I found some strange issues in one folder (subfolders are fine) of a ZFS dataset. I haven’t found other issues like this, but I haven’t been looking. I’m not sure if metadata got jacked or what, but notice these files?
The extensions are wrong. The JPGs are not 400MB, they’re MP4 files:
After renaming them, all the files work correctly, but then the EXIF data doesn’t match the filenames.
Correct EXIF filename
Incorrect EXIF filename
Filename | EXIF Date Taken |
---|---|
20220710_132126 | 7/10/2022 - 1:21:14 PM |
20220710_132129 | 7/10/2022 - 1:21:21 PM |
20220710_150750 | 7/10/2022 - 1:21:25 PM |
20220710_150755 | 7/10/2022 - 1:21:29 PM |
20220710_150804 | 7/10/2022 - 3:07:50 PM |
Looking at these four files and the incorrect extensions in the screenshot above, it’s clear to me that all filenames are off-by-2.
I found a folder called “possibly dupes/”, and it contains a file called 20221021_111031.mp4
. Today, that file is named 20221021_111334.jpg
. That’s off-by-2. So it’s true that everything’s been pushed out.
What happened? Not sure. Everything is off-by-2 in here after July 10th, 2022.
But that’s wrong because I looked back further, and some others are messed up there too. It’s inconsistent. More below.
I looked at my oldest snapshot for this data, and it’s all messed up there too, but they’re off-by-6!
It’s weird because I have less and more photos. There are 2 extra photos in the oldest snapshot and 4 extra in the latest. 2 + 4 = 6
. Maybe it’s related? But if you base if off filenames, there’s an extra filename in the current data versus the snapshot.
If it’s related to the off-by-2 and off-by-6 naming, then that’d be an easy thing to verify. If I go back to older photos, I’d see those missing ones, but they’re not there! Those older photos from July 9th are all named correctly.
I haven’t renamed these files at all. They all came straight off my phone or my wife’s phone onto my Windows box, and then eventually copied onto the NAS using Robocopy or into a separate dataset using rsync. Not sure why they’re all messed up like this, but I really wanna fix them.
Other incorrect filenames I found
Notice here, these three MP4s are actually JPGs:
EXIF data shows they were taken the day before at 11am. That means something is definitely messed up here.
I looked at 36 files around these, and none of them are wrong. So how did these 3 images get improperly named as videos with the wrong date? That makes me think those videos are gone.
In the oldest snapshot, these images are also incorrectly named. In this case, it’s consistent between the two.
Looking further out, I found 3 JPGs that are actually MP4. They’re also incorrectly named, but they’re at least 26 files apart.
As a reference, the other images are correct, but this one is wrong: 20220614_133529
. It’s also from June 9th like the other 3 incorrectly named MP4s.

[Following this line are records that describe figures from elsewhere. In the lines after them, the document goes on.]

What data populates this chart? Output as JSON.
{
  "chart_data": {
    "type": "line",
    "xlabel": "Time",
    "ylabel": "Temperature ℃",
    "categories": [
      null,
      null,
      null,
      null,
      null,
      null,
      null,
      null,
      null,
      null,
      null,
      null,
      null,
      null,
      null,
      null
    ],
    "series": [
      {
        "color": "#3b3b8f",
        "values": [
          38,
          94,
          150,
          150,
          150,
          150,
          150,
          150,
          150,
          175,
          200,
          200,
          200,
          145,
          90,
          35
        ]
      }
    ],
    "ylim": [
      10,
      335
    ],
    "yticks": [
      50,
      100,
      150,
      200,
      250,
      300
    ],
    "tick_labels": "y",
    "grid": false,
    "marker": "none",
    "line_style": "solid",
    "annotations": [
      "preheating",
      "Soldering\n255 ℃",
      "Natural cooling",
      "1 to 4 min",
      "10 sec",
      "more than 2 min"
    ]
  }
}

Looking at ones a month later, sure, they’re incorrectly named here too, but the naming isn’t off-by-2:
And cross-checking these against my oldest snapshot, the names actually line up this time. I’m not sure what the pattern is for these being out-of-sync and having the wrong filenames.
20kB images?
I dunno why some images are <50kB. I looked through all of them and while the filenames are wrong, I found a number of them under 50kB:
These all look like photos I’d sent over Signal. The aspect ratio is 4:3 (same as I took them), but the photos are all sized down and the EXIF data is missing. This is really distressing to me because photos I send over Signal are ones that I value more than others, and it’s not like I have another copy of these .
Stress
At this point, I’m freaking out because it’s possible I’ve lost quite a few photos. I already know I lost some because there are <50kB photos that should be 3-8MB in size. That’s really bothering me.
The earliest snapshot is from Jan 8th. The next snapshot is Jan 15th; and other than new images, those files match the current filenaming.
I don’t have a backup of this directory anymore in Windows. I have 2 other datasets where I replicate this data and both have snapshots, but both snapshots are from February, long after the initial copy.
How to fix?
First, I put a hold on these snapshots as they’d normally be deleted in a few weeks.
I also need to figure out where image names aren’t lining up. There are a few ways to figure this out:
- Compare the current data to the oldest snapshot and see where filenames don’t match filesizes in this directory.
- Figure out which JPG have EXIF and which filenames don’t match the “Date Taken” field in EXIF data.
- Figure out which JPG files are actually MP4 and which MP4 are actually JPG by looking at filetype metadata.
I’d also like to know why the oldest snapshot has different filenames. That makes no sense! It seems really odd to have one set of data with incorrect names and a later update of that same data with completely different names!
This makes me think ZFS’s metadata is corrupt for this directory. I do have a special
device, so maybe that’s what broke it? Only for this folder in all my datasets?